One major reason for this official apathy is the flawed institutional structure under which the NR functioned. As Figure 5.3 shows, neither the structure of the MoWT, under which the NR was located, nor the board and internal management structure of the NR were conducive to either policy support from above or innovations from below. NR managers had to cross too many levels to reach the attention of the final decision-makers.
CONCLUSION
The story of the NR is the story of failed institution building in Nepal. Its closure signals the dysfunction of a valuable technology appropriate for the country’s terrain. It is the story of a reluctance to learn and to innovate so that the potential of an investment with multi-faceted benefits could be realised. There are several serious security and strategic reasons why the NR should have been properly maintained.
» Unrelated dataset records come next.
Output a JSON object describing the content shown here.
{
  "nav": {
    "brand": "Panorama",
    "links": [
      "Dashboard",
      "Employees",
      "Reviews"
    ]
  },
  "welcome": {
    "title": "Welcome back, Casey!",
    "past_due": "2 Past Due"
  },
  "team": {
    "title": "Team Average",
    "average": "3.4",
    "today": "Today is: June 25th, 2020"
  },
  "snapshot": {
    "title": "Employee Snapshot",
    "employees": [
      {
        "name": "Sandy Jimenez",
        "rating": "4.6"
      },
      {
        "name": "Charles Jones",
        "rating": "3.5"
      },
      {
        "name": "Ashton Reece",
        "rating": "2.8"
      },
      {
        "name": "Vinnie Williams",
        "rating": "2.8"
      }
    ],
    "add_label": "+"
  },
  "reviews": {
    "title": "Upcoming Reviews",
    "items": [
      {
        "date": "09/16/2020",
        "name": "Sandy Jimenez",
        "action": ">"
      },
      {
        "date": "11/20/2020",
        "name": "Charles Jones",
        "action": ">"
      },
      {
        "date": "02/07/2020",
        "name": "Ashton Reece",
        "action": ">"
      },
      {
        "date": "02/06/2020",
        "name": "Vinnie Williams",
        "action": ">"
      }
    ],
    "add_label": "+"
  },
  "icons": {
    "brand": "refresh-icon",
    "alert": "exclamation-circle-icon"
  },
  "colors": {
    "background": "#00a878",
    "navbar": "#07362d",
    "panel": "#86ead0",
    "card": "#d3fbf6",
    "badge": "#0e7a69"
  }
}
Its importance was evident during the 1993 floods, when the Kathmandu was cut off. The NR could also have reduced Nepal’s dependence on imported fossil fuels and used domestic hydropower. Political actors, however, paid only lip service to this idea. The failure of the NR is, for that reason, a national failure.
A ropeway system generates revenue by transporting goods and people. To meet the needs of ropeways, the government needs to formulate a break-even policy. It is surprising that, in an era marked by the ideology of the liberal market, the government decided to shut down NR rather than make it a candidate for privatisation, which could have created incentives for improving the performance of the NR.* Considerations for new ropeway ventures in the future must include the following:
A culture of maintaining mechanical devices which, due to their moving parts, are sensitive to mismanagement, needs to be inculcated through a concerted support campaign if possible. A risk-reduction and insurance arrangement for rehabilitating ropeways has to be designed and put in place so that they can provide services during times of disaster. The economics of roads must be compared with those of ropeways. This approach must be holistic and include both the full investment costs of all components as well as the macro-economic analysis of carbon-based fuel and hydropower. Such comparisons must be part of the feasibility studies of all future roads in Nepal The impact of interruptions in power supply needs to be considered, especially for long-distance ropeways, and contractual responsibilities for losses must be borne by the electricity supplier.
* Even when the ‘privatisation’ fad was at its height in the 1990s, no effort was made by the govern­ment to try this model of management even though a study to do so had been conducted in the mid 1980s. See Chapter 3 for a description of the proposed privatisation study. It is not that the private sector was not interested.